Woosuk Shin is now a Ph.D. student of the School of Computer Science and Engineering at Kyungpook National University, Korea. He received his B.A. and M.S. degrees in Computer Science and Engineering from Kyungpook National University in 2016 and 2018, respectively. His main research topic is massively parallel processing on heterogeneous platforms using general-purpose graphics processing units (GPGPU). He also has an interest in practical graphics applications.

Nakhoon Baek
../../Resources/ieie/IEIESPC.2021.10.2.084/au2.png

Nakhoon Baek is currently a professor of the School of Computer Science and Engineering at Kyung-pook National University, Korea.

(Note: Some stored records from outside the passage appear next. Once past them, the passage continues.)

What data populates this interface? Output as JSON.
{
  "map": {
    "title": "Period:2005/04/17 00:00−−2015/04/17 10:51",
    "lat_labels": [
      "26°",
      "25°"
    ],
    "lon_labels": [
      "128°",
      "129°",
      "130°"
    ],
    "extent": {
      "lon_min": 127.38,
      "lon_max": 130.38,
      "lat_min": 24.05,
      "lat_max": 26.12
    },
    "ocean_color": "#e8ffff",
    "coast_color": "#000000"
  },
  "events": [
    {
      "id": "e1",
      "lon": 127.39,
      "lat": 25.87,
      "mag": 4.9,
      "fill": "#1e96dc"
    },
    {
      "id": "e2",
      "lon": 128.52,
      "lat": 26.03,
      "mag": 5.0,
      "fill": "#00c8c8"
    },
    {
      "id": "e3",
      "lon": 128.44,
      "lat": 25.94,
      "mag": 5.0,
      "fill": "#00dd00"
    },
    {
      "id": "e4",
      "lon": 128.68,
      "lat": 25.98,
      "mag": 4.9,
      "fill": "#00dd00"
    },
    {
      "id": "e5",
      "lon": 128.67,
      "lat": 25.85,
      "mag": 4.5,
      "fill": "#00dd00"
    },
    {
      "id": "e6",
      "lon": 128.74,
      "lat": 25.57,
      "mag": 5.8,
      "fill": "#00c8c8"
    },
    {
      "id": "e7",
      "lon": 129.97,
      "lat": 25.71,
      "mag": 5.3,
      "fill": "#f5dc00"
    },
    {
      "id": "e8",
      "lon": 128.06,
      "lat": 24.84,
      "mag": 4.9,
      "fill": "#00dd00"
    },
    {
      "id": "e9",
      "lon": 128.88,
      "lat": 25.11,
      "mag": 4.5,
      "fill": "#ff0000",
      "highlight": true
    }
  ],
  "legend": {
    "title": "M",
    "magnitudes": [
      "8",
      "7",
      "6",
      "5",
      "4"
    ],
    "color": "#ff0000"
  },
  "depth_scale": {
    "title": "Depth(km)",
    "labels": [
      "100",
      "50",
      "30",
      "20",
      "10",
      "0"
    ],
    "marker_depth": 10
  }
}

He received his B.A., M.S., and Ph.D. degrees in Computer Science from Korea Advanced Institute of Science and Technology (KAIST) in 1990, 1992, and 1997, respectively. His research interests include graphics standards, graphics algorithms, real-time rendering, big data visualization, and massively parallel processing. He is also the Chief Engineer of Dassomey.com Inc., Korea. He is now also visiting the Division of Computer Science and Engineering at Louisiana State University.